The self-regulation model

Last year, the federal government chose a softer approach to artificial intelligence regulation, avoiding binding European-style rules. Instead, it tasked individual agencies with policing their own technology use and regulating their respective industries. The Digital Transformation Agency (DTA) required these bodies to publish transparency statements detailing whether they use AI, where it is applied, what safeguards exist, and if citizens are affected by automated systems.

Missed deadlines and mixed compliance

DTA records presented in parliament showed that only 40 of the 92 mandated agencies met the February 28, 2025 disclosure deadline. Additionally, 30 agencies missed an earlier November 2024 deadline to nominate an accountable official for AI use. Compliance issues ranged from agencies being unaware of deadlines to administrative errors, such as the Organ and Tissue Authority having its compliance email caught in a DTA spam filter. The Commonwealth Grants Commission initially claimed it met both deadlines before correcting the record.

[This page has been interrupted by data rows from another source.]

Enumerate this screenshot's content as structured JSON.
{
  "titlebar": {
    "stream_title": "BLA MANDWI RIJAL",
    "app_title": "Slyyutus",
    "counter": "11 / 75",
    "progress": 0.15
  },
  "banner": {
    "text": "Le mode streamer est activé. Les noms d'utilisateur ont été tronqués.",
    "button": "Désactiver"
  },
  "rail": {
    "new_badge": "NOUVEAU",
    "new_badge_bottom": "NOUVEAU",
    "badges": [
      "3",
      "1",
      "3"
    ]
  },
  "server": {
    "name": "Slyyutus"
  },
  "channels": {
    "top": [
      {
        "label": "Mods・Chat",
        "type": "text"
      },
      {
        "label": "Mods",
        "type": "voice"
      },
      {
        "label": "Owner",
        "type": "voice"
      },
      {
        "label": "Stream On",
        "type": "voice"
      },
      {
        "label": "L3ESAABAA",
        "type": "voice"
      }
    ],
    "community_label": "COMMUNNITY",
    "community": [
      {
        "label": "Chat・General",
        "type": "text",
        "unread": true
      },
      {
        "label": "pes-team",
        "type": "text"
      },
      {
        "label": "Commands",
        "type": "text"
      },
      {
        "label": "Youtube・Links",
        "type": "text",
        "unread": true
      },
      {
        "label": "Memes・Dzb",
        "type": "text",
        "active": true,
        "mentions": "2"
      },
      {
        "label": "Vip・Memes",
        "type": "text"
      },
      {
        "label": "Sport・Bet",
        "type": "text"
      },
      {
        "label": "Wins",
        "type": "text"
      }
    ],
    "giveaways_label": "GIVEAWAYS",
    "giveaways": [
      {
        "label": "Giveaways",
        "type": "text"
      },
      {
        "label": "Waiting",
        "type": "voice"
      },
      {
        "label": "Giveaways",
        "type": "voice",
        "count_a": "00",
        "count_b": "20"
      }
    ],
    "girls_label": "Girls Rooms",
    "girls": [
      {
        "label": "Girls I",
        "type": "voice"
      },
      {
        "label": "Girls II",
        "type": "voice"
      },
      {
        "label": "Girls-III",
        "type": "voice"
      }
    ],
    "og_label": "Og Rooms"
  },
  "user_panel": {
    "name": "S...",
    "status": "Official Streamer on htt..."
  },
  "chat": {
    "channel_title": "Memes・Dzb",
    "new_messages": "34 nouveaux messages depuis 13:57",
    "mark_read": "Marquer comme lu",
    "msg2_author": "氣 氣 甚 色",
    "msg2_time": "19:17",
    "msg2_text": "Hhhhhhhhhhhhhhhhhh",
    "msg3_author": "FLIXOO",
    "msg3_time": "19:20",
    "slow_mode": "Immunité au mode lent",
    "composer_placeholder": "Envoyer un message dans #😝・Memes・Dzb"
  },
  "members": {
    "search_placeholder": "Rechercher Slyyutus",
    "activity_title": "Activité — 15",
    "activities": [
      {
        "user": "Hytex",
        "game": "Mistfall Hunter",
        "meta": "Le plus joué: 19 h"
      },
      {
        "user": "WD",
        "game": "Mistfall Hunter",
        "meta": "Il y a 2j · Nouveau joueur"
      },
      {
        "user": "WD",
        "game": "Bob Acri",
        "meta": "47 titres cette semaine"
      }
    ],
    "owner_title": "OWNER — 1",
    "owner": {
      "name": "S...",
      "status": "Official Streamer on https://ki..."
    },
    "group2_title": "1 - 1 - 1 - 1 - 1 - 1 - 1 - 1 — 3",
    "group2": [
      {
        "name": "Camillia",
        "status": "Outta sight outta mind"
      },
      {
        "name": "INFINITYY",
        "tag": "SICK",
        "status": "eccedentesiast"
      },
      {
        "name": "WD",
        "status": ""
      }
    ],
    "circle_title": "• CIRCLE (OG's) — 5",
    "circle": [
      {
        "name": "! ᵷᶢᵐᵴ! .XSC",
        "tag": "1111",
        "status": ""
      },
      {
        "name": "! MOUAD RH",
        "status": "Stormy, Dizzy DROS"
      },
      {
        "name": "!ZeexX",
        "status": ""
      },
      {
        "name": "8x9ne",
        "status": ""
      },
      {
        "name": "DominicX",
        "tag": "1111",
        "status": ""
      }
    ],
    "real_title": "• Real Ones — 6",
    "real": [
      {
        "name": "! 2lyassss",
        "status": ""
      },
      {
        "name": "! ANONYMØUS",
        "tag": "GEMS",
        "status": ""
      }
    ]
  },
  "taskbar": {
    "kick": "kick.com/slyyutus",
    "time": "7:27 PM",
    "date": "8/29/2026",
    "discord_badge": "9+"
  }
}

Enforcement and accountability concerns

Independent senator Fatima Payman criticized the lack of consequences for late disclosures. "If the government can't even regulate its own AI use, how can Australians expect it to regulate AI in the private sector, which is reshaping the workplace for millions of Australians?" Payman said. She noted that numerous agencies missed basic requirements months after the due date, adding, "There's no penalty for agencies who don't comply, so why would they?"

University of Sydney law professor Kim Weatherall pointed out a structural flaw in this approach. "They're trying to do the right thing - producing standards and guidance - but they're not a regulator," Weatherall said. "They don't have enforcement powers."

New requirements and central tracking

The DTA now reports that all 94 agencies have met their transparency and accountability obligations. To improve visibility, the agency launched a central register of AI transparency statements, replacing the need for the public to search individual websites. Agencies now face expanded duties, including developing a strategic AI position, maintaining internal use-case registers, training staff, and assessing potential effects. By 2026, every agency must appoint a chief AI officer to drive adoption, a role distinct from the compliance-focused accountable official. Public servants tasked with these new mandates can benefit from structured guidance, such as an AI Learning Path for Policy Makers, to manage these compliance and adoption requirements effectively.

Why this matters for government professionals

The initial rollout of AI transparency statements demonstrates that self-regulation requires rigorous internal tracking. Government workers must now maintain accurate internal registers, ensure staff training, and prepare for the 2026 chief AI officer mandate. Failure to meet these baseline administrative deadlines invites external scrutiny and undermines public trust in automated decision-making systems.